Nevertheless, it does not follow that Congress meant to cover such a transaction, not even though the facts answer the dictionary definitions of each term used in the statutory definition. ... the meaning of a sentence may be more than that of the separate words, ... and no degree of particularity can ever obviate recourse to the setting in which all appear, and which all collectively create.

...

The purpose of the section is plain enough, men engaged in enterprises ... might wish to consolidate ... their holdings. ... But the underlying presupposition is plain that the readjustment shall be undertaken for reasons germane to the conduct of the venture in hand. ... To dodge the shareholders' taxes is not one of the transactions contemplated as corporate "reorganizations."

===Supreme Court===
The Supreme Court of the United States also ruled in favor of the Commissioner. Although the letter of the law might arguably have been complied with, the intention of the Act was not to allow reorganizations merely for the purpose of tax avoidance. In the course of its judgment, the Court said the following.

It is earnestly contended on behalf of the taxpayer that since every element required by [the statute] is to be found in what was done, a statutory reorganization was effected; and that the motive of the taxpayer thereby to escape payment of a tax will not alter the result or make unlawful what the statute allows. It is quite true that if a reorganization in reality was effected within the meaning of [the statute], the ulterior purpose mentioned will be disregarded. The legal right of a taxpayer to decrease the amount of what otherwise would be his [or her] taxes, or altogether avoid them, by means which the law permits, cannot be doubted. ... But the question for determination is whether what was done, apart from the tax motive, was the thing which the statute intended. The reasoning of the court below [i.e., the reasoning of the Court of Appeals] in justification of a negative answer leaves little to be said.
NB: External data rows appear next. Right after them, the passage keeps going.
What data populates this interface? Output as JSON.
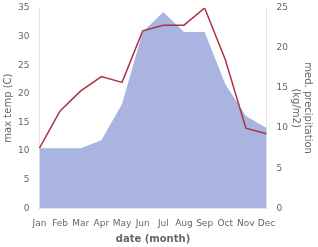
{
  "chart_data": {
    "type": "line",
    "xlabel": "date (month)",
    "ylabel": "max temp (C)",
    "y2label": [
      "med. precipitation",
      "(kg/m2)"
    ],
    "categories": [
      "Jan",
      "Feb",
      "Mar",
      "Apr",
      "May",
      "Jun",
      "Jul",
      "Aug",
      "Sep",
      "Oct",
      "Nov",
      "Dec"
    ],
    "series": [
      {
        "type": "area",
        "axis": "y2",
        "color": "#aab4e0",
        "values": [
          7.5,
          7.5,
          7.5,
          8.5,
          13.0,
          22.0,
          24.5,
          22.0,
          22.0,
          15.5,
          11.5,
          10.0
        ]
      },
      {
        "type": "line",
        "color": "#aa3344",
        "values": [
          10.5,
          17.0,
          20.5,
          23.0,
          22.0,
          31.0,
          32.0,
          32.0,
          35.0,
          26.0,
          14.0,
          13.0
        ]
      }
    ],
    "ylim": [
      0,
      35
    ],
    "yticks": [
      0,
      5,
      10,
      15,
      20,
      25,
      30,
      35
    ],
    "y2lim": [
      0,
      25
    ],
    "y2ticks": [
      0,
      5,
      10,
      15,
      20,
      25
    ],
    "grid": false
  }
}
When [the statute] speaks of a transfer of assets by one corporation to another, it means a transfer made 'in pursuance of a plan of reorganization' ... of corporate business; and not a transfer of assets by one corporation to another in pursuance of a plan having no relation to the business of either, as plainly is the case here. Putting aside, then, the question of motive in respect of taxation altogether, and fixing the character of the proceeding by what actually occurred, what do we find? Simply an operation having no business or corporate purpose-a mere device which put on the form of a corporate reorganization as a disguise for concealing its real character, and the sole object and accomplishment of which was the consummation of a preconceived plan, not to reorganize a business or any part of a business, but to transfer a parcel of corporate shares to the petitioner. No doubt, a new and valid corporation was created. But that corporation was nothing more than a contrivance to the end last described. It was brought into existence for no other purpose; it performed, as it was intended from the beginning it should perform, no other function. When that limited function had been exercised, it immediately was put to death.

In these circumstances, the facts speak for themselves and are susceptible of but one interpretation. The whole undertaking, though conducted according to the terms of [the statute], was in fact an elaborate and devious form of conveyance masquerading as a corporate reorganization, and nothing else. ... [T]he transaction upon its face lies outside the plain intent of the statute. To hold otherwise would be to exalt artifice above reality and to deprive the statutory provision in question of all serious purpose.